Sezin ÖNEY
Orada karmaşık işler oluyor. Orası, yani burası; Ankara ve burada gerçekten de, karmaşık işler oluyor. Biz de, bunlara “politika” adını veriyoruz.
Son bir haftaya damgasını vuran ve Başbakan Erdoğan’ın “kızlı-erkekli karmaşık işler”açıklamasından sonra, işin terör boyutu mu kalmadı, “toplumsal ahlak” boyutu mu, farklı açıklamalar nedeniyle siyasi kırgınlıklar mı ortaya çıkmadı...
Aslında tüm olan biten, Türkiye’de siyasetin yaşadığı krizin göstergesi...
Erdoğan’ın samimiyetle inandığı bir ahlak, iyilik, doğruluk anlayışı var ve bunun da, polis zoruyla veya devletin kullanabileceği herhangi bir araçla dayatılmasında da beis görmüyor; sorgulamamıza gerek var mı? Hayır, çünkü o en doğrusunu biliyor... Yaptıklarını “toplumun yüksek çıkarı için”yapıyor.
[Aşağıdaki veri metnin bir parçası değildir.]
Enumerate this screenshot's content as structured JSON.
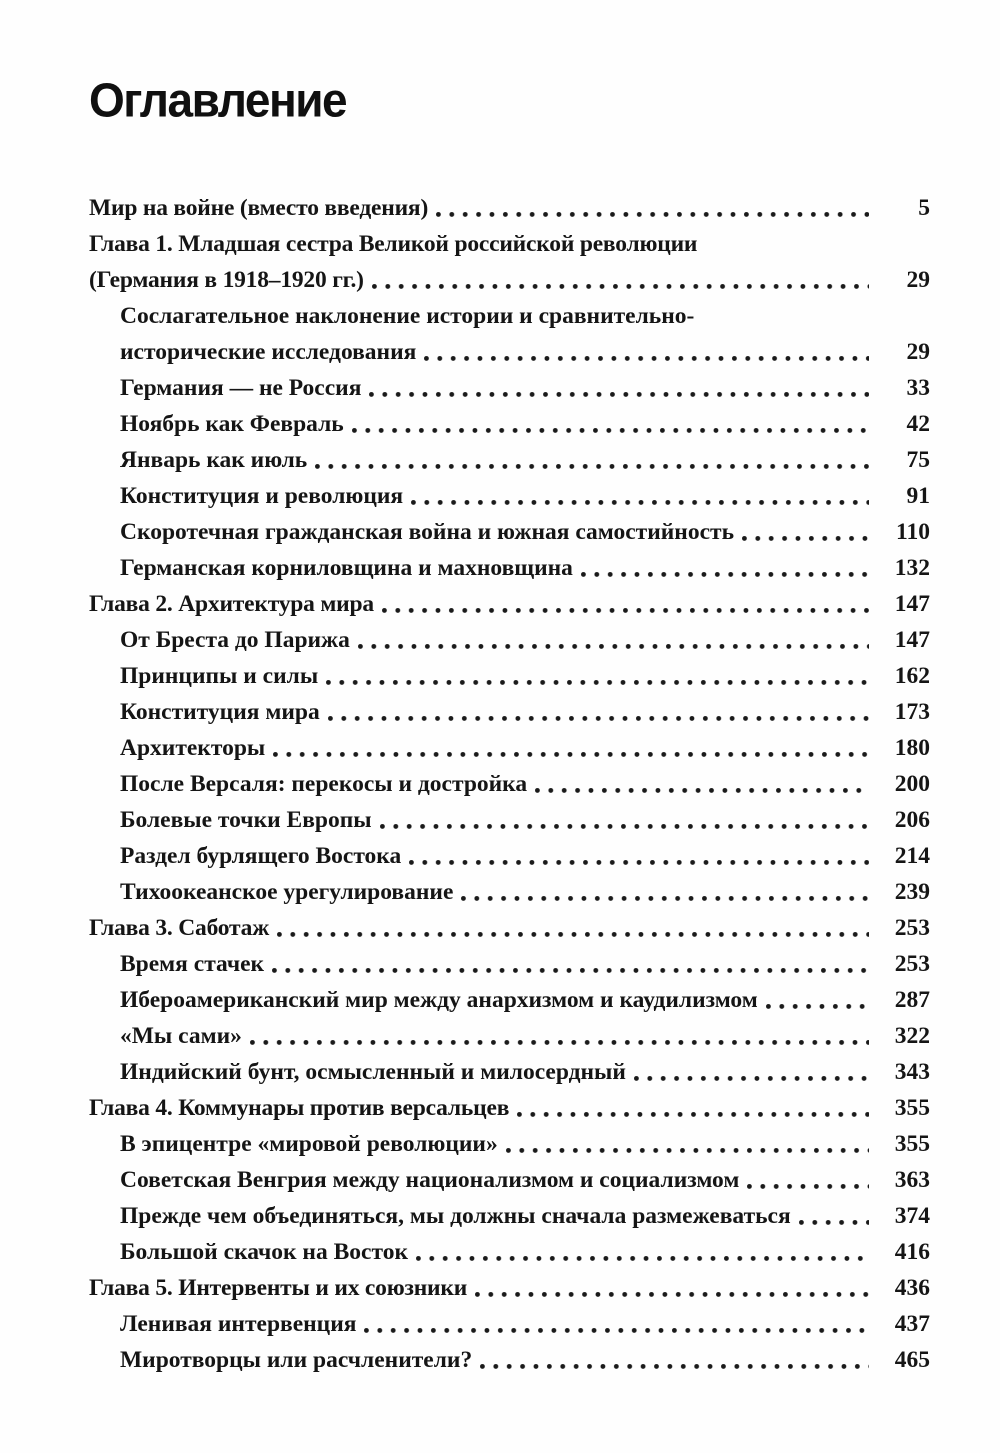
{
  "page": {
    "title": "Оглавление",
    "background_color": "#fefefe",
    "text_color": "#151515"
  },
  "toc": {
    "entries": [
      {
        "text": "Мир на войне (вместо введения)",
        "page": "5",
        "level": 0,
        "chapter": true
      },
      {
        "text": "Глава 1. Младшая сестра Великой российской революции",
        "page": null,
        "level": 0,
        "chapter": true
      },
      {
        "text": "(Германия в 1918–1920 гг.)",
        "page": "29",
        "level": 0,
        "chapter": true
      },
      {
        "text": "Сослагательное наклонение истории и сравнительно-",
        "page": null,
        "level": 1,
        "chapter": false
      },
      {
        "text": "исторические исследования",
        "page": "29",
        "level": 1,
        "chapter": false
      },
      {
        "text": "Германия — не Россия",
        "page": "33",
        "level": 1,
        "chapter": false
      },
      {
        "text": "Ноябрь как Февраль",
        "page": "42",
        "level": 1,
        "chapter": false
      },
      {
        "text": "Январь как июль",
        "page": "75",
        "level": 1,
        "chapter": false
      },
      {
        "text": "Конституция и революция",
        "page": "91",
        "level": 1,
        "chapter": false
      },
      {
        "text": "Скоротечная гражданская война и южная самостийность",
        "page": "110",
        "level": 1,
        "chapter": false
      },
      {
        "text": "Германская корниловщина и махновщина",
        "page": "132",
        "level": 1,
        "chapter": false
      },
      {
        "text": "Глава 2. Архитектура мира",
        "page": "147",
        "level": 0,
        "chapter": true
      },
      {
        "text": "От Бреста до Парижа",
        "page": "147",
        "level": 1,
        "chapter": false
      },
      {
        "text": "Принципы и силы",
        "page": "162",
        "level": 1,
        "chapter": false
      },
      {
        "text": "Конституция мира",
        "page": "173",
        "level": 1,
        "chapter": false
      },
      {
        "text": "Архитекторы",
        "page": "180",
        "level": 1,
        "chapter": false
      },
      {
        "text": "После Версаля: перекосы и достройка",
        "page": "200",
        "level": 1,
        "chapter": false
      },
      {
        "text": "Болевые точки Европы",
        "page": "206",
        "level": 1,
        "chapter": false
      },
      {
        "text": "Раздел бурлящего Востока",
        "page": "214",
        "level": 1,
        "chapter": false
      },
      {
        "text": "Тихоокеанское урегулирование",
        "page": "239",
        "level": 1,
        "chapter": false
      },
      {
        "text": "Глава 3. Саботаж",
        "page": "253",
        "level": 0,
        "chapter": true
      },
      {
        "text": "Время стачек",
        "page": "253",
        "level": 1,
        "chapter": false
      },
      {
        "text": "Ибероамериканский мир между анархизмом и каудилизмом",
        "page": "287",
        "level": 1,
        "chapter": false
      },
      {
        "text": "«Мы сами»",
        "page": "322",
        "level": 1,
        "chapter": false
      },
      {
        "text": "Индийский бунт, осмысленный и милосердный",
        "page": "343",
        "level": 1,
        "chapter": false
      },
      {
        "text": "Глава 4. Коммунары против версальцев",
        "page": "355",
        "level": 0,
        "chapter": true
      },
      {
        "text": "В эпицентре «мировой революции»",
        "page": "355",
        "level": 1,
        "chapter": false
      },
      {
        "text": "Советская Венгрия между национализмом и социализмом",
        "page": "363",
        "level": 1,
        "chapter": false
      },
      {
        "text": "Прежде чем объединяться, мы должны сначала размежеваться",
        "page": "374",
        "level": 1,
        "chapter": false
      },
      {
        "text": "Большой скачок на Восток",
        "page": "416",
        "level": 1,
        "chapter": false
      },
      {
        "text": "Глава 5. Интервенты и их союзники",
        "page": "436",
        "level": 0,
        "chapter": true
      },
      {
        "text": "Ленивая интервенция",
        "page": "437",
        "level": 1,
        "chapter": false
      },
      {
        "text": "Миротворцы или расчленители?",
        "page": "465",
        "level": 1,
        "chapter": false
      }
    ]
  }
}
Ahmet Hakan’ın “Neden böyle yapıyor” başlıklı yazısında dile getirdiği gibi, Erdoğan,“Türkiye’yi kendi evini düzenler gibi, düzenleyebileceğini” zannediyor.
AKP’nin, bir kitle partisi olarak, bu durum karşısında sorgulayıcı bir tutuma girmek yerine, iyiden iyiye Erdoğan’ın iki dudağına bakar hâle gelmesi, parti içindeki siyasetçilerin Erdoğan’ın açıklamalarına uyum için eğilip bükülüp girdikleri hâller, Türkiye siyaseti tarihinde yeni trajikomik kareler olarak yerlerini alacak.
Bu hâliyle AKP’nin yerel seçimlerdeki olası başarısı, “biz böyle iyiyiz” düşüncesini parti içinde güçlendirerek, bu siyasi hareketin asıl çöküşüne yol açacak diye düşünüyorum.
“İçimizdeki Finlandiyalılar” başlıklı yazımda, Finlandiya’nın “dünyanın en iyisi” olarak adlandırılan eğitim sisteminden bahsetmiştim.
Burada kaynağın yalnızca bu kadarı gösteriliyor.